At the corner of Main Street and Cesar Chavez Avenue in Downtown Los Angeles, right along the back of historic Olvera Street, there's a building on the corner that says Italian Hall across the top in big golden letters. Once the social center of the tight Little Italy enclave in Los Angeles, it lost its prominence in the 1950s, but is about to make a big comeback next month, when it opens as the Italian American Museum of Los Angeles, reports KPCC.
When Italian immigrants started coming to Los Angeles, many of them settled in a swath of the city that stretched from around present-day Chinatown to Lincoln Heights. (There are still several reminders in this area of the once prominent community, including the San Antonio Winery.)

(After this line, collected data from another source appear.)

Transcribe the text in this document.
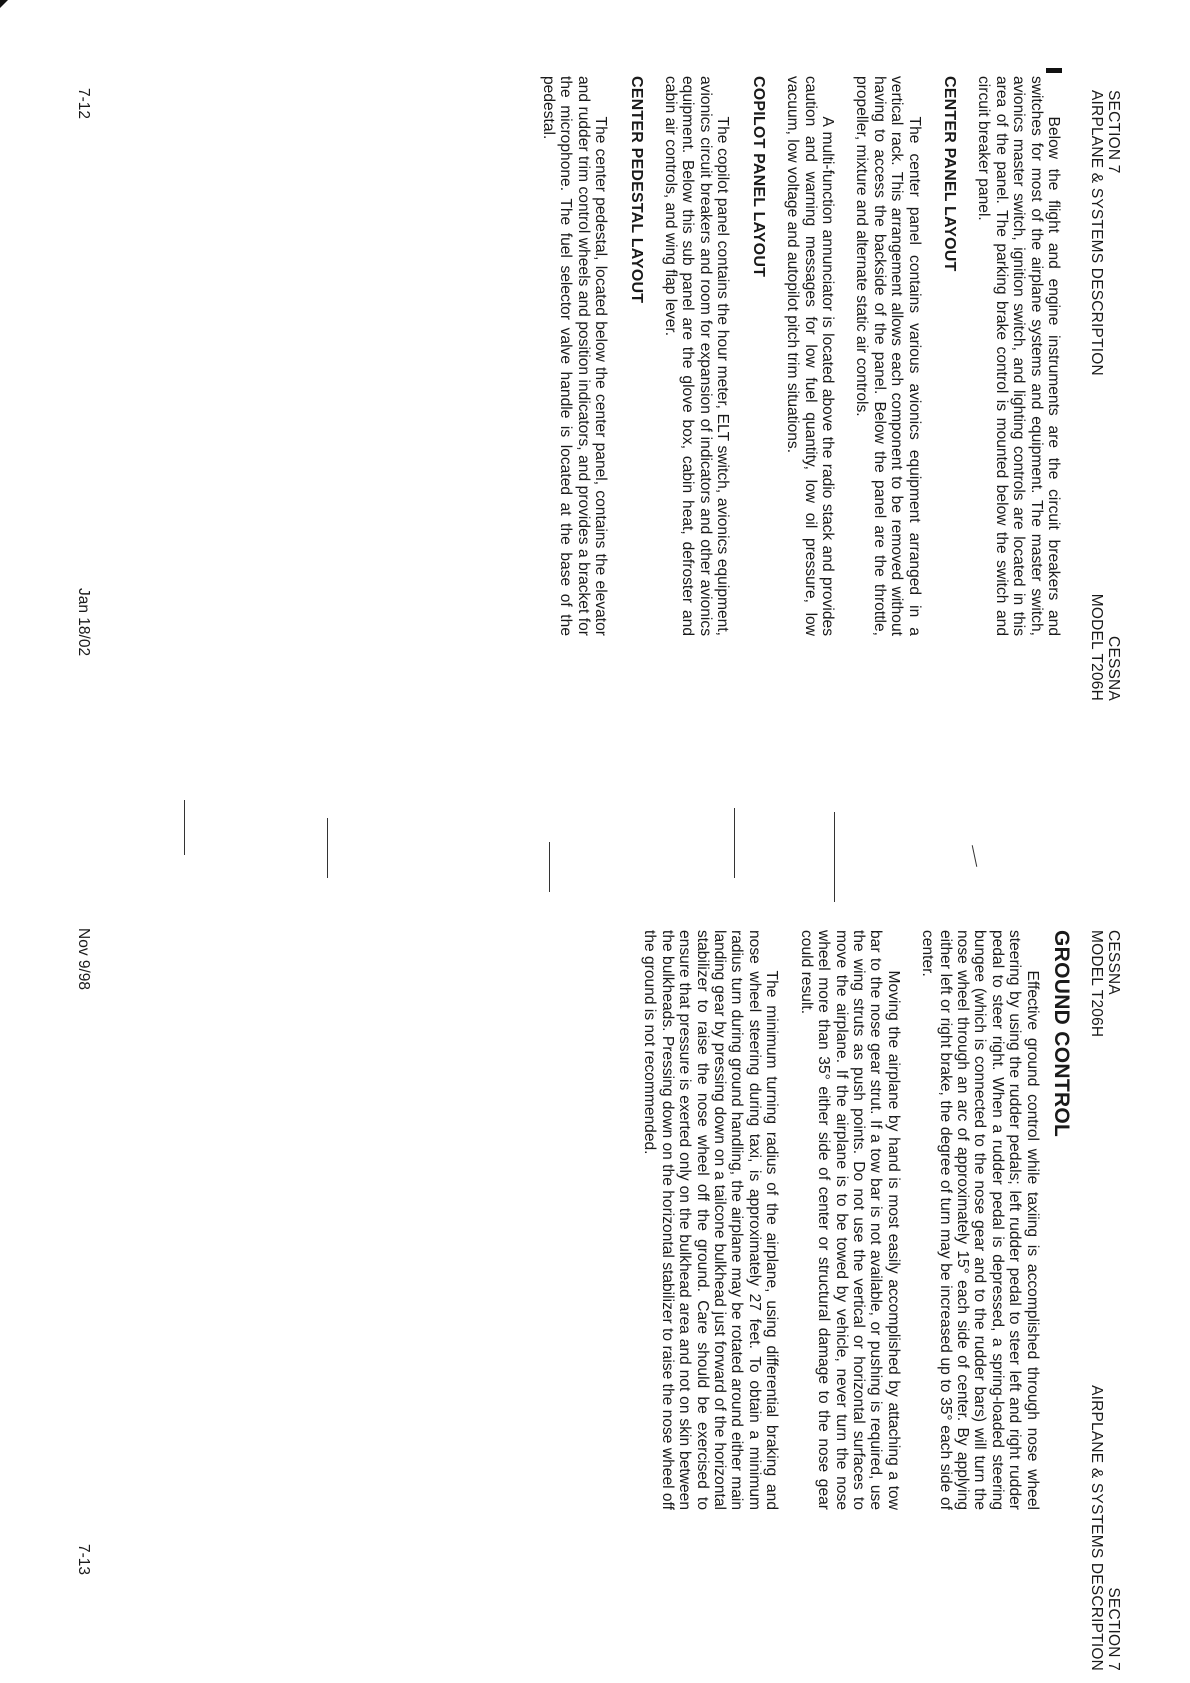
SECTION 7
AIRPLANE & SYSTEMS DESCRIPTION
CESSNA
MODEL T206H

Below the flight and engine instruments are the circuit breakers and switches for most of the airplane systems and equipment. The master switch, avionics master switch, ignition switch, and lighting controls are located in this area of the panel. The parking brake control is mounted below the switch and circuit breaker panel.

CENTER PANEL LAYOUT

The center panel contains various avionics equipment arranged in a vertical rack. This arrangement allows each component to be removed without having to access the backside of the panel. Below the panel are the throttle, propeller, mixture and alternate static air controls.

A multi-function annunciator is located above the radio stack and provides caution and warning messages for low fuel quantity, low oil pressure, low vacuum, low voltage and autopilot pitch trim situations.

COPILOT PANEL LAYOUT

The copilot panel contains the hour meter, ELT switch, avionics equipment, avionics circuit breakers and room for expansion of indicators and other avionics equipment. Below this sub panel are the glove box, cabin heat, defroster and cabin air controls, and wing flap lever.

CENTER PEDESTAL LAYOUT

The center pedestal, located below the center panel, contains the elevator and rudder trim control wheels and position indicators, and provides a bracket for the microphone. The fuel selector valve handle is located at the base of the pedestal.

7-12
Jan 18/02
CESSNA
MODEL T206H
SECTION 7
AIRPLANE & SYSTEMS DESCRIPTION
GROUND CONTROL

Effective ground control while taxiing is accomplished through nose wheel steering by using the rudder pedals; left rudder pedal to steer left and right rudder pedal to steer right. When a rudder pedal is depressed, a spring-loaded steering bungee (which is connected to the nose gear and to the rudder bars) will turn the nose wheel through an arc of approximately 15° each side of center. By applying either left or right brake, the degree of turn may be increased up to 35° each side of center.

Moving the airplane by hand is most easily accomplished by attaching a tow bar to the nose gear strut. If a tow bar is not available, or pushing is required, use the wing struts as push points. Do not use the vertical or horizontal surfaces to move the airplane. If the airplane is to be towed by vehicle, never turn the nose wheel more than 35° either side of center or structural damage to the nose gear could result.

The minimum turning radius of the airplane, using differential braking and nose wheel steering during taxi, is approximately 27 feet. To obtain a minimum radius turn during ground handling, the airplane may be rotated around either main landing gear by pressing down on a tailcone bulkhead just forward of the horizontal stabilizer to raise the nose wheel off the ground. Care should be exercised to ensure that pressure is exerted only on the bulkhead area and not on skin between the bulkheads. Pressing down on the horizontal stabilizer to raise the nose wheel off the ground is not recommended.

Nov 9/98
7-13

The area near what's now Olvera Street was once a section of town where Italians flocked to buy baked goods and groceries from Italian-owned businesses; the hall was where people had celebrations, concerts, banquets. "[T]his is where you got married," says a local historian involved in the restoration of the building.

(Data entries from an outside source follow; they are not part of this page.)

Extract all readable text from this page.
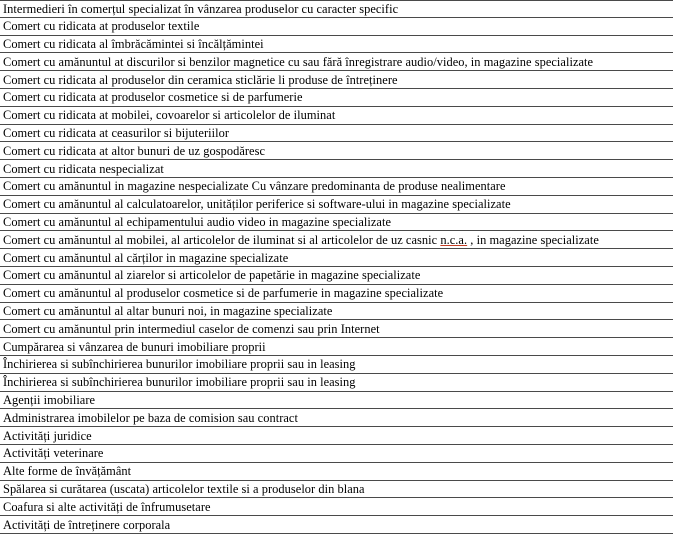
Intermedieri în comerțul specializat în vânzarea produselor cu caracter specific
Comert cu ridicata at produselor textile
Comert cu ridicata al îmbrăcămintei si încălțămintei
Comert cu amănuntul at discurilor si benzilor magnetice cu sau fără înregistrare audio/video, in magazine specializate
Comert cu ridicata al produselor din ceramica sticlărie li produse de întreținere
Comert cu ridicata at produselor cosmetice si de parfumerie
Comert cu ridicata at mobilei, covoarelor si articolelor de iluminat
Comert cu ridicata at ceasurilor si bijuteriilor
Comert cu ridicata at altor bunuri de uz gospodăresc
Comert cu ridicata nespecializat
Comert cu amănuntul in magazine nespecializate Cu vânzare predominanta de produse nealimentare
Comert cu amănuntul al calculatoarelor, unităților periferice si software-ului in magazine specializate
Comert cu amănuntul al echipamentului audio video in magazine specializate
Comert cu amănuntul al mobilei, al articolelor de iluminat si al articolelor de uz casnic n.c.a. , in magazine specializate
Comert cu amănuntul al cărților in magazine specializate
Comert cu amănuntul al ziarelor si articolelor de papetărie in magazine specializate
Comert cu amănuntul al produselor cosmetice si de parfumerie in magazine specializate
Comert cu amănuntul al altar bunuri noi, in magazine specializate
Comert cu amănuntul prin intermediul caselor de comenzi sau prin Internet
Cumpărarea si vânzarea de bunuri imobiliare proprii
Închirierea si subînchirierea bunurilor imobiliare proprii sau in leasing
Închirierea si subînchirierea bunurilor imobiliare proprii sau in leasing
Agenții imobiliare
Administrarea imobilelor pe baza de comision sau contract
Activități juridice
Activități veterinare
Alte forme de învățământ
Spălarea si curătarea (uscata) articolelor textile si a produselor din blana
Coafura si alte activități de înfrumusetare
Activități de întreținere corporala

Excitement continues at the #IAMLA as our smart glass exhibition panels arrived and have been installed! pic.twitter.com/04MSyc74Mn
— IAMLA (@IAMofLA) May 3, 2016
The Little Italy community and the hall had decades of prominence, but around the time of World War II, people began dialing back their Italian pride out of fear of being associated with America's adversaries. Italian immigrants were required to carry "enemy alien registration cards" while the war was on; some were sent to internment camps.

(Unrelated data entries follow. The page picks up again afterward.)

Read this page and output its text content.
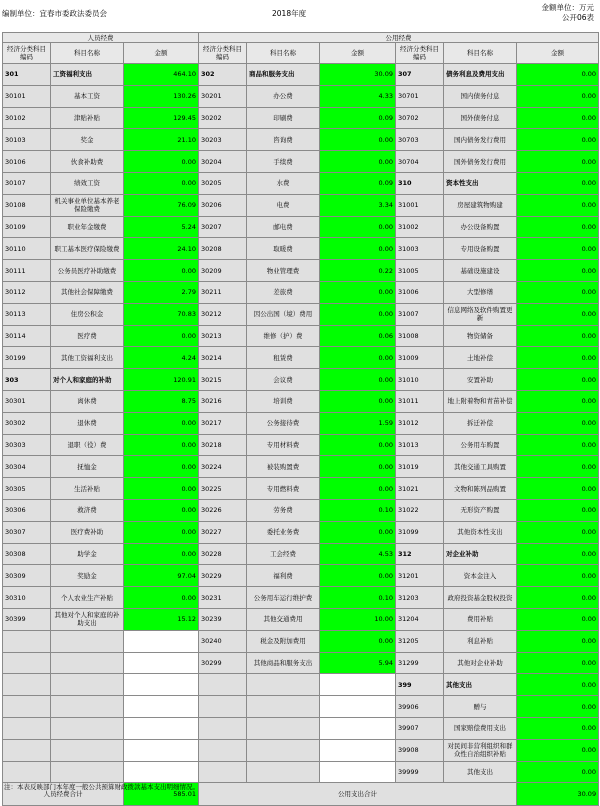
编制单位：宜春市委政法委员会	2018年度
金额单位：万元
公开06表
人员经费			公用经费					
经济分类科目编码	科目名称	金额	经济分类科目编码	科目名称	金额	经济分类科目编码	科目名称	金额
301	工资福利支出	464.10	302	商品和服务支出	30.09	307	债务利息及费用支出	0.00
30101	基本工资	130.26	30201	办公费	4.33	30701	国内债务付息	0.00
30102	津贴补贴	129.45	30202	印刷费	0.09	30702	国外债务付息	0.00
30103	奖金	21.10	30203	咨询费	0.00	30703	国内债务发行费用	0.00
30106	伙食补助费	0.00	30204	手续费	0.00	30704	国外债务发行费用	0.00
30107	绩效工资	0.00	30205	水费	0.09	310	资本性支出	0.00
30108	机关事业单位基本养老保险缴费	76.09	30206	电费	3.34	31001	房屋建筑物购建	0.00
30109	职业年金缴费	5.24	30207	邮电费	0.00	31002	办公设备购置	0.00
30110	职工基本医疗保险缴费	24.10	30208	取暖费	0.00	31003	专用设备购置	0.00
30111	公务员医疗补助缴费	0.00	30209	物业管理费	0.22	31005	基础设施建设	0.00
30112	其他社会保障缴费	2.79	30211	差旅费	0.00	31006	大型修缮	0.00
30113	住房公积金	70.83	30212	因公出国（境）费用	0.00	31007	信息网络及软件购置更新	0.00
30114	医疗费	0.00	30213	维修（护）费	0.06	31008	物资储备	0.00
30199	其他工资福利支出	4.24	30214	租赁费	0.00	31009	土地补偿	0.00
303	对个人和家庭的补助	120.91	30215	会议费	0.00	31010	安置补助	0.00
30301	离休费	8.75	30216	培训费	0.00	31011	地上附着物和青苗补偿	0.00
30302	退休费	0.00	30217	公务接待费	1.59	31012	拆迁补偿	0.00
30303	退职（役）费	0.00	30218	专用材料费	0.00	31013	公务用车购置	0.00
30304	抚恤金	0.00	30224	被装购置费	0.00	31019	其他交通工具购置	0.00
30305	生活补贴	0.00	30225	专用燃料费	0.00	31021	文物和陈列品购置	0.00
30306	救济费	0.00	30226	劳务费	0.10	31022	无形资产购置	0.00
30307	医疗费补助	0.00	30227	委托业务费	0.00	31099	其他资本性支出	0.00
30308	助学金	0.00	30228	工会经费	4.53	312	对企业补助	0.00
30309	奖励金	97.04	30229	福利费	0.00	31201	资本金注入	0.00
30310	个人农业生产补贴	0.00	30231	公务用车运行维护费	0.10	31203	政府投资基金股权投资	0.00
30399	其他对个人和家庭的补助支出	15.12	30239	其他交通费用	10.00	31204	费用补贴	0.00
			30240	税金及附加费用	0.00	31205	利息补贴	0.00
			30299	其他商品和服务支出	5.94	31299	其他对企业补助	0.00
						399	其他支出	0.00
						39906	赠与	0.00
						39907	国家赔偿费用支出	0.00
						39908	对民间非营利组织和群众性自治组织补贴	0.00
						39999	其他支出	0.00
人员经费合计		585.01	公用支出合计					30.09
注：本表反映部门本年度一般公共预算财政拨款基本支出明细情况。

In the 1950s, the state government bought the Italian Hall, which by then had fallen into disrepair and probably would have continued to deteriorate if not for the grassroots involvement of members of the Italian-American community, who've raised upwards of $3.5 million to restore the hall and to reopen it as a museum that tells the story of LA's Little Italy and of Italian immigrants to Los Angeles—"history that much of Los Angeles has forgotten or never learned."